Mendel met Kate Jackson, co-founder of independent public relations firm Grandstand Media, in 2009 while she was director of marketing and publicity at Sub Pop Records and Mendel was touring as part of a reunion of the original lineup of Sub Pop recording artists Sunny Day Real Estate. They were married on October 11, 2014, accompanied by close friends and family including Mendel's Foo Fighters bandmates.[13] On July 19, 2018, Mendel took a one-show leave of absence from the Foo Fighters' Concrete & Gold tour, with Jane's Addiction bassist Chris Chaney filling in for him for one night at the PPG Paints Arena in Pittsburgh, as he chose to be with Jackson as she gave birth to the couple's twin girls.[14]

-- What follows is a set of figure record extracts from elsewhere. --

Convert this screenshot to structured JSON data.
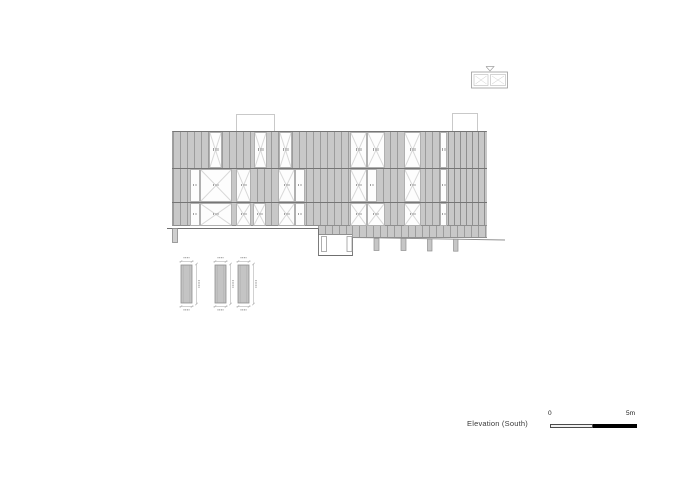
{
  "canvas": {
    "w": 700,
    "h": 498,
    "bg": "#ffffff"
  },
  "title": {
    "text": "Elevation (South)",
    "x": 467,
    "y": 419,
    "size": 7.5,
    "color": "#3a3a3a"
  },
  "scale_bar": {
    "labels": {
      "start": "0",
      "end": "5m"
    },
    "label_size": 6.5,
    "label_color": "#1a1a1a",
    "start_label_pos": {
      "x": 548,
      "y": 410
    },
    "end_label_pos": {
      "x": 626,
      "y": 410
    },
    "light_segment": {
      "x": 550,
      "y": 424,
      "w": 43,
      "h": 3.5,
      "fill": "#f1f1f1",
      "border": "#4a4a4a"
    },
    "dark_segment": {
      "x": 593,
      "y": 423.5,
      "w": 44,
      "h": 4.5,
      "fill": "#000000"
    }
  },
  "colors": {
    "clad_fill": "#c8c8c8",
    "clad_joint": "#9c9c9c",
    "dense_joint": "#8f8f8f",
    "edge_line": "#757575",
    "window_fill": "#fdfdfd",
    "window_border": "#b0b0b0",
    "cross_line": "#d8d8d8",
    "tag_mark": "#a0a0a0",
    "ground_line": "#6f6f6f",
    "slope_line": "#8f8f8f",
    "light_line": "#c9c9c9",
    "detail_fill": "#c4c4c4",
    "detail_stroke": "#8f8f8f",
    "dim_line": "#b2b2b2"
  },
  "elevation": {
    "facade": {
      "x": 172,
      "y": 131,
      "w": 315,
      "h": 95,
      "joint_spacing": 7,
      "dividers": [
        168,
        202
      ],
      "dense_right": {
        "x": 448,
        "w": 39,
        "spacing": 6
      },
      "extensions": [
        {
          "x": 318,
          "y": 226,
          "w": 34,
          "h": 9
        },
        {
          "x": 352,
          "y": 226,
          "w": 135,
          "h": 12
        }
      ]
    },
    "bands": [
      {
        "y": 131,
        "h": 37
      },
      {
        "y": 168,
        "h": 34
      },
      {
        "y": 202,
        "h": 24
      }
    ],
    "windows": [
      {
        "x": 209,
        "w": 13,
        "band": 0,
        "cross": true
      },
      {
        "x": 254,
        "w": 13,
        "band": 0,
        "cross": true
      },
      {
        "x": 279,
        "w": 13,
        "band": 0,
        "cross": true
      },
      {
        "x": 350,
        "w": 17,
        "band": 0,
        "cross": true
      },
      {
        "x": 367,
        "w": 18,
        "band": 0,
        "cross": true
      },
      {
        "x": 404,
        "w": 17,
        "band": 0,
        "cross": true
      },
      {
        "x": 440,
        "w": 7,
        "band": 0,
        "cross": false
      },
      {
        "x": 190,
        "w": 10,
        "band": 1,
        "cross": false
      },
      {
        "x": 200,
        "w": 32,
        "band": 1,
        "cross": true
      },
      {
        "x": 236,
        "w": 15,
        "band": 1,
        "cross": true
      },
      {
        "x": 278,
        "w": 17,
        "band": 1,
        "cross": true
      },
      {
        "x": 295,
        "w": 10,
        "band": 1,
        "cross": false
      },
      {
        "x": 350,
        "w": 17,
        "band": 1,
        "cross": true
      },
      {
        "x": 367,
        "w": 10,
        "band": 1,
        "cross": false
      },
      {
        "x": 404,
        "w": 17,
        "band": 1,
        "cross": true
      },
      {
        "x": 440,
        "w": 7,
        "band": 1,
        "cross": false
      },
      {
        "x": 190,
        "w": 10,
        "band": 2,
        "cross": false
      },
      {
        "x": 200,
        "w": 32,
        "band": 2,
        "cross": true
      },
      {
        "x": 236,
        "w": 15,
        "band": 2,
        "cross": true
      },
      {
        "x": 253,
        "w": 13,
        "band": 2,
        "cross": true
      },
      {
        "x": 278,
        "w": 17,
        "band": 2,
        "cross": true
      },
      {
        "x": 295,
        "w": 10,
        "band": 2,
        "cross": false
      },
      {
        "x": 350,
        "w": 17,
        "band": 2,
        "cross": true
      },
      {
        "x": 367,
        "w": 18,
        "band": 2,
        "cross": true
      },
      {
        "x": 404,
        "w": 17,
        "band": 2,
        "cross": true
      },
      {
        "x": 440,
        "w": 7,
        "band": 2,
        "cross": false
      }
    ],
    "roof_units": [
      {
        "x": 236,
        "y": 114,
        "w": 39,
        "h": 17
      },
      {
        "x": 452,
        "y": 113,
        "w": 26,
        "h": 18
      }
    ]
  },
  "ground": {
    "lines": [
      [
        167,
        228.5,
        318.5,
        228.5,
        "#6f6f6f",
        1
      ],
      [
        352.5,
        237.5,
        505,
        240,
        "#8f8f8f",
        0.9
      ]
    ],
    "polylines": [
      {
        "pts": [
          [
            318.5,
            228.5
          ],
          [
            318.5,
            255.5
          ],
          [
            352.5,
            255.5
          ],
          [
            352.5,
            237.5
          ]
        ],
        "stroke": "#6f6f6f",
        "w": 0.9
      }
    ],
    "rects": [
      [
        172.5,
        228.5,
        5,
        14,
        "#cfcfcf",
        "#8a8a8a",
        0.8
      ],
      [
        321.5,
        236.5,
        5,
        15,
        "#ffffff",
        "#9a9a9a",
        0.8
      ],
      [
        347,
        236.5,
        5,
        15,
        "#ffffff",
        "#9a9a9a",
        0.8
      ],
      [
        374,
        238.5,
        5,
        12,
        "#c6c6c6",
        "#8f8f8f",
        0.7
      ],
      [
        401,
        238.5,
        5,
        12,
        "#c6c6c6",
        "#8f8f8f",
        0.7
      ],
      [
        427.5,
        239,
        4.5,
        12,
        "#c6c6c6",
        "#8f8f8f",
        0.7
      ],
      [
        453.5,
        239.2,
        4.5,
        12,
        "#c6c6c6",
        "#8f8f8f",
        0.7
      ]
    ]
  },
  "panel_details": {
    "items": [
      {
        "x": 181
      },
      {
        "x": 215
      },
      {
        "x": 238
      }
    ],
    "y": 265,
    "w": 11,
    "h": 38
  },
  "key_plan": {
    "x": 471.5,
    "y": 72,
    "w": 36,
    "h": 16,
    "stroke": "#9a9a9a",
    "room_stroke": "#b8b8b8",
    "rooms": [
      [
        474,
        74.5,
        14,
        11
      ],
      [
        490.5,
        74.5,
        15,
        11
      ]
    ],
    "arrow": [
      [
        486,
        66.5
      ],
      [
        494,
        66.5
      ],
      [
        490,
        71
      ]
    ]
  }
}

Mendel has expressed fringe views on HIV & AIDS. In January 2000, he organized a sold-out concert in Los Angeles to benefit Alive & Well AIDS Alternatives, an HIV/AIDS denialism group.[15] In April 2000, MTV News reported that "The Foo Fighters have gone on record advocating Alive & Well, an alternative AIDS information group that questions the link between HIV and AIDS."[16] The Centers for Disease Control describe AIDS as the "most severe stage of HIV."[17] Sandra Thurman, then director of the Office of National AIDS Policy commented:
For the Foo Fighters to be promoting this is extraordinarily irresponsible behavior. There is no doubt about the link between HIV and AIDS in the respected scientific community and it's quite unfortunate that a band reads one book and then adopts this theory. To say [that HIV does not cause AIDS] is akin to saying the world is flat.[18]
Responding to coverage of the Alive & Well benefit in Mother Jones magazine, Mendel wrote, "I am not a medical professional, and I am relatively new to these questions, but I am convinced that those who have tested HIV positive and those sick with AIDS are being done a disservice by not having all the information available to them."[19] Links and references to Alive & Well were removed from the band's website by March 2003.[20]